Frontier Communications isn’t getting any sympathy yet from the California Public Utilities Commission. Commissioners are scheduled to vote this morning on grants for two southern California fiber to the home projects, in Lytle Creek, in the mountains of San Bernardino County, and Desert Shores and Salton Sea Beach in Imperial County. The subsidies would come from the California Advanced Services Fund (CASF).
You might think that Frontier would be happy with a gift of $2.7 million of taxpayer money, but it isn’t. It wants $3.3 million, which is the full tab for building the systems. Including the cost of buying customer premise equipment for customers who don’t exist – there are about 200 empty homes in the Desert Shores project area. Frontier claimed its household count was based on its own “its well tested methodology used extensively in broadband deployment”. Turns out Frontier’s “well tested methodology” involves using 2016 population figures, instead of the newer but, um, inconvenient data generated by the California finance department in 2017.

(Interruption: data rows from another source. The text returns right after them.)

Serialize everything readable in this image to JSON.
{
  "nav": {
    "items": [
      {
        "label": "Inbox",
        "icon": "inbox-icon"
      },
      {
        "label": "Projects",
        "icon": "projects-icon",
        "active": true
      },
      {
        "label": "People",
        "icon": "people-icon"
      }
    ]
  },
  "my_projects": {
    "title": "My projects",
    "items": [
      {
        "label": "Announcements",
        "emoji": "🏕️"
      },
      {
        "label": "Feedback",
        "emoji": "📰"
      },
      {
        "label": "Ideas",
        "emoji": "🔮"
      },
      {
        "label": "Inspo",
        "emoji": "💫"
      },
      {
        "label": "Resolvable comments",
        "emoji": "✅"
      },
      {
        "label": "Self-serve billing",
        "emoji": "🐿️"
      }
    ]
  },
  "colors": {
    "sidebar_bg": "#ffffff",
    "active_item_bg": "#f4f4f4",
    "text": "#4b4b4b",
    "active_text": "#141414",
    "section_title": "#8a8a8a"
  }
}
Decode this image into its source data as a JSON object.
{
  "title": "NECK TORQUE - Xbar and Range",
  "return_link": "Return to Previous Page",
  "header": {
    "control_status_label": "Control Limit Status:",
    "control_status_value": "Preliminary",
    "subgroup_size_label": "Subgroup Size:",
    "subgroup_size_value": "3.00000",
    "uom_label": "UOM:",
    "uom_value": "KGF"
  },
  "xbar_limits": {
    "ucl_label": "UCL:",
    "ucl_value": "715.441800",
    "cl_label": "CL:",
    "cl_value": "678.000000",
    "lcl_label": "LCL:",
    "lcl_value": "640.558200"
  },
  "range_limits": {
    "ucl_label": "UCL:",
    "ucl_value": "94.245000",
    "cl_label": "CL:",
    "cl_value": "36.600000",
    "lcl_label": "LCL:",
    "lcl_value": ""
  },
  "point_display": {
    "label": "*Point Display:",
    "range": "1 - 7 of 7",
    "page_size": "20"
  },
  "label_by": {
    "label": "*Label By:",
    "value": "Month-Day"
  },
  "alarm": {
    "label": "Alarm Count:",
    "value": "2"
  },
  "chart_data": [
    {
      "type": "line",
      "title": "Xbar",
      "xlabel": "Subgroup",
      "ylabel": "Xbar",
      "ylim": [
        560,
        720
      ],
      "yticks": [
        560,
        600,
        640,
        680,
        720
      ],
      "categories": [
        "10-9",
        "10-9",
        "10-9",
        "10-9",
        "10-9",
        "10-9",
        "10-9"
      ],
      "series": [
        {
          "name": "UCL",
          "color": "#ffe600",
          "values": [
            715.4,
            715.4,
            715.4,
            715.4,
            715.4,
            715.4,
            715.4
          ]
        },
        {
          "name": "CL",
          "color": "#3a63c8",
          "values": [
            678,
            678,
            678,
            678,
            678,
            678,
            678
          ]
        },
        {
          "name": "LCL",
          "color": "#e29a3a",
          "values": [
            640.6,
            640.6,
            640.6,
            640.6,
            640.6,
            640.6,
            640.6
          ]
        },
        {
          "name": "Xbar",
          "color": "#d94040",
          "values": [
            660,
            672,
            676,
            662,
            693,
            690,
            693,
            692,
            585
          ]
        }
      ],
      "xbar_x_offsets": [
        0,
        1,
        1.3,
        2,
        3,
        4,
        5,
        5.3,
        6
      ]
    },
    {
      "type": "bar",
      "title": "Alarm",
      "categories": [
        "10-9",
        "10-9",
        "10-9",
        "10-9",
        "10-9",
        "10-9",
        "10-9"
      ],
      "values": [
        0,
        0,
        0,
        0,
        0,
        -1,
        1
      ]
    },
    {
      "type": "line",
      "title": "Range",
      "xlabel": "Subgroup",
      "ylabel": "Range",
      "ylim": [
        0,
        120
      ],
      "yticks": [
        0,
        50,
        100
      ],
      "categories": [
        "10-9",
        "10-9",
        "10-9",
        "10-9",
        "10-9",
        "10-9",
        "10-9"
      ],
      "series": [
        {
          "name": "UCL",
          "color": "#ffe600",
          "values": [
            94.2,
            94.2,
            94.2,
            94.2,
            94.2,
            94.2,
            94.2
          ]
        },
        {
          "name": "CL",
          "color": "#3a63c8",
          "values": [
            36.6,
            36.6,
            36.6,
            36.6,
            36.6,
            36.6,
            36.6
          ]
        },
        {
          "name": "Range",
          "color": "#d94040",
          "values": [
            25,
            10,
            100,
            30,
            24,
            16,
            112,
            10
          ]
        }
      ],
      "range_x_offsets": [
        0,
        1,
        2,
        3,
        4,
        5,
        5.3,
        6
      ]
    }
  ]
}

CPUC staff rejected Frontier’s arguments that the CPUC should pay for 100% of both projects, instead of the 80% and 90%, respectively, that’s currently proposed, saying…
Frontier has offered an interpretation of AB 1665 whereby every project is evaluated according to the unique set of criteria, chosen by the applicant, that will justify full funding for that project.
Assembly bill 1665 was passed by the California legislature and signed into law by governor Jerry Brown last year. The bill rewrote the rules for the CASF program, turning it into a private piggy bank for Frontier and AT&T, with some spiffs on the side for cable companies. It’s not surprising that Frontier thinks it can whack CASF with a hammer any time it’s running a little low on cash, but that’s the product of a seemingly limitless sense of entitlement, rather than a rational interpretation of the law.
So far, the give and take has been with staff. Commissioners will have the final say later this morning.